Escoviched fish. According to a friend from Jamaica, if a place has this, you know it’s legit. A whole fish cooked in part using the acid from citrus, kind of like ceviche. Isn’t she beautiful? Her eye is hiding behind the veggies, how bashful. The meat was tender, and separated easily from the bones, which we picked clean.
And then something new to us: escoviched chicken. That same tangy flavor, with incredibly juicy chicken.
Oxtail close-up: mmmmm
Let’s make some notes about the sides. We highly recommend getting the jerk chicken and oxtail with the rice. The rice is just the perfect texture, and the perfect seasoning, to soak up the meat and sauces. When the meat was gone, I mixed the rice with every last little bit of sauce and downed it. We noted a similar effect with the escoviched fish – the tangy flavor soaked into the rice with an excellent result. Also, the cabbage was a nice light accompaniment to the rest of the meal.
Finally, an essential accompaniment, almost a dessert: fried plantains. These were overdone a little (which the chef admitted), but were actually fantastic this way – charred on the outside, sweet and gooey on the inside.
Both times, the chef brought out each item, served in takeout containers, we oohed and aahed. We struck up a conversation. As we chatted, other customers filtered in and out. This place is clearly a neighborhood staple and a real gem.

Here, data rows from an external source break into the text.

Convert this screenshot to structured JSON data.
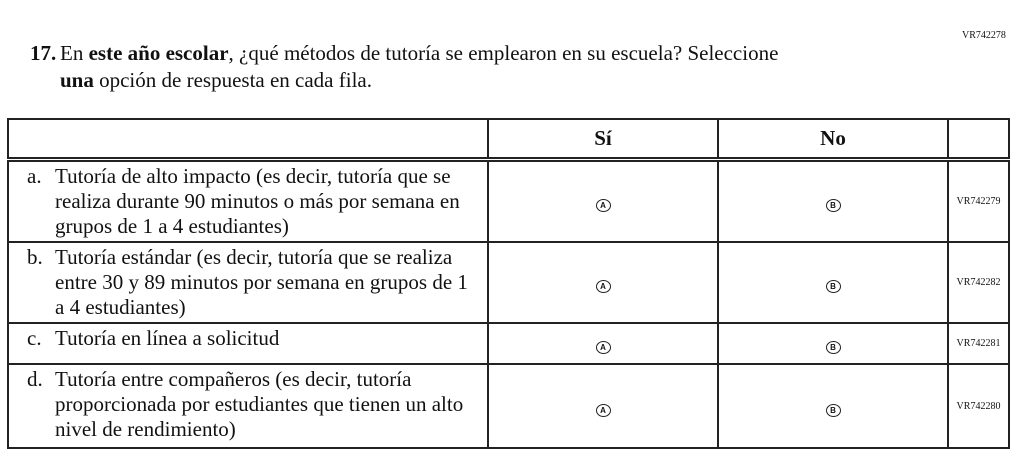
{
  "top_code": "VR742278",
  "question": {
    "number": "17.",
    "pre": "En ",
    "bold1": "este año escolar",
    "mid": ", ¿qué métodos de tutoría se emplearon en su escuela? Seleccione",
    "bold2": "una",
    "post": " opción de respuesta en cada fila."
  },
  "table": {
    "headers": [
      "",
      "Sí",
      "No",
      ""
    ],
    "rows": [
      {
        "letter": "a.",
        "text": "Tutoría de alto impacto (es decir, tutoría que se realiza durante 90 minutos o más por semana en grupos de 1 a 4 estudiantes)",
        "opt_a": "A",
        "opt_b": "B",
        "code": "VR742279"
      },
      {
        "letter": "b.",
        "text": "Tutoría estándar (es decir, tutoría que se realiza entre 30 y 89 minutos por semana en grupos de 1 a 4 estudiantes)",
        "opt_a": "A",
        "opt_b": "B",
        "code": "VR742282"
      },
      {
        "letter": "c.",
        "text": "Tutoría en línea a solicitud",
        "opt_a": "A",
        "opt_b": "B",
        "code": "VR742281"
      },
      {
        "letter": "d.",
        "text": "Tutoría entre compañeros (es decir, tutoría proporcionada por estudiantes que tienen un alto nivel de rendimiento)",
        "opt_a": "A",
        "opt_b": "B",
        "code": "VR742280"
      }
    ]
  }
}
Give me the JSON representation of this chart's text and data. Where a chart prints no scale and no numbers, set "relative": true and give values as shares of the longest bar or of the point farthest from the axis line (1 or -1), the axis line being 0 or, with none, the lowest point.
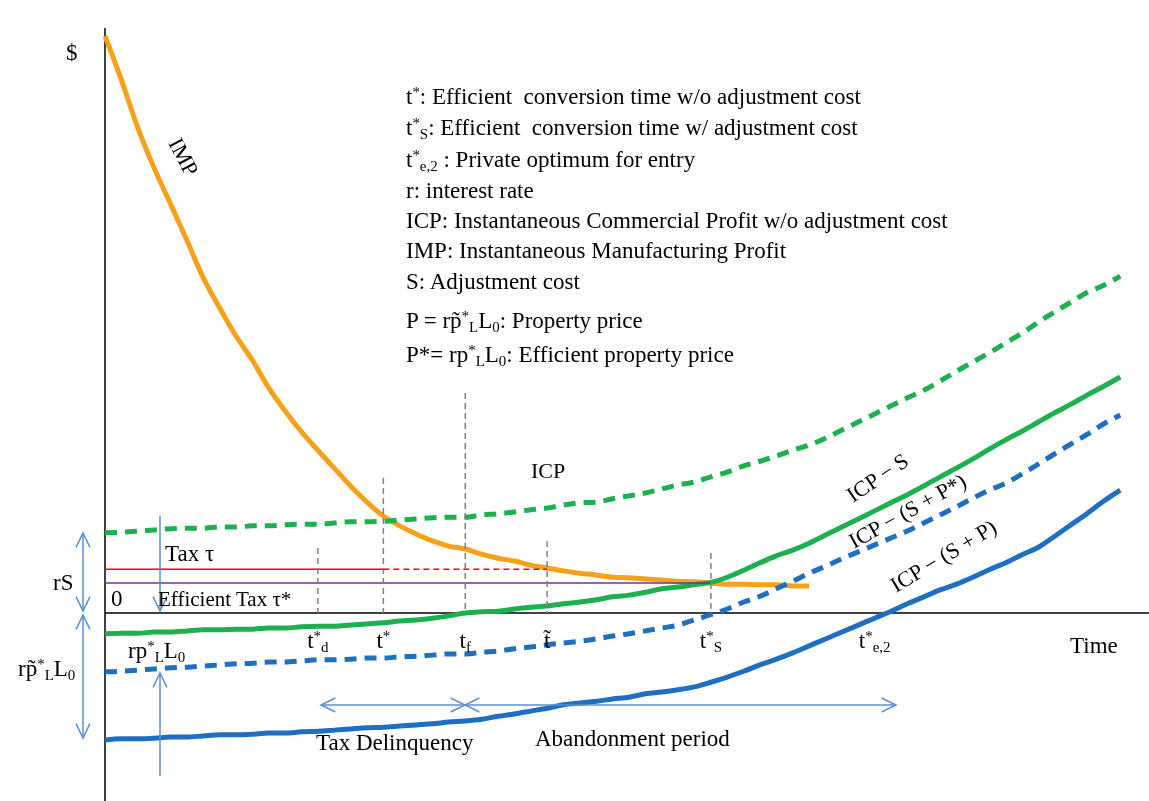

I’ve heard the saying that people who live in Pittsburgh don’t like to cross bridges and/or rivers to go places. The city has such beautiful bridges, crossing them is one of my favorite things! And also, neighborhoods in Pittsburgh are so spread out, avoiding bridge and river crossings will seriously limit your food options. In this case, unless you live in Allentown or another one of the city’s Southern neighborhoods or suburbs, visiting Leon’s will require a bridge/river crossing. Please, for the sake of your love of food and local exploration (a reasonable assumption if you are reading this blog), do not let a little bit of driving deter you one bit.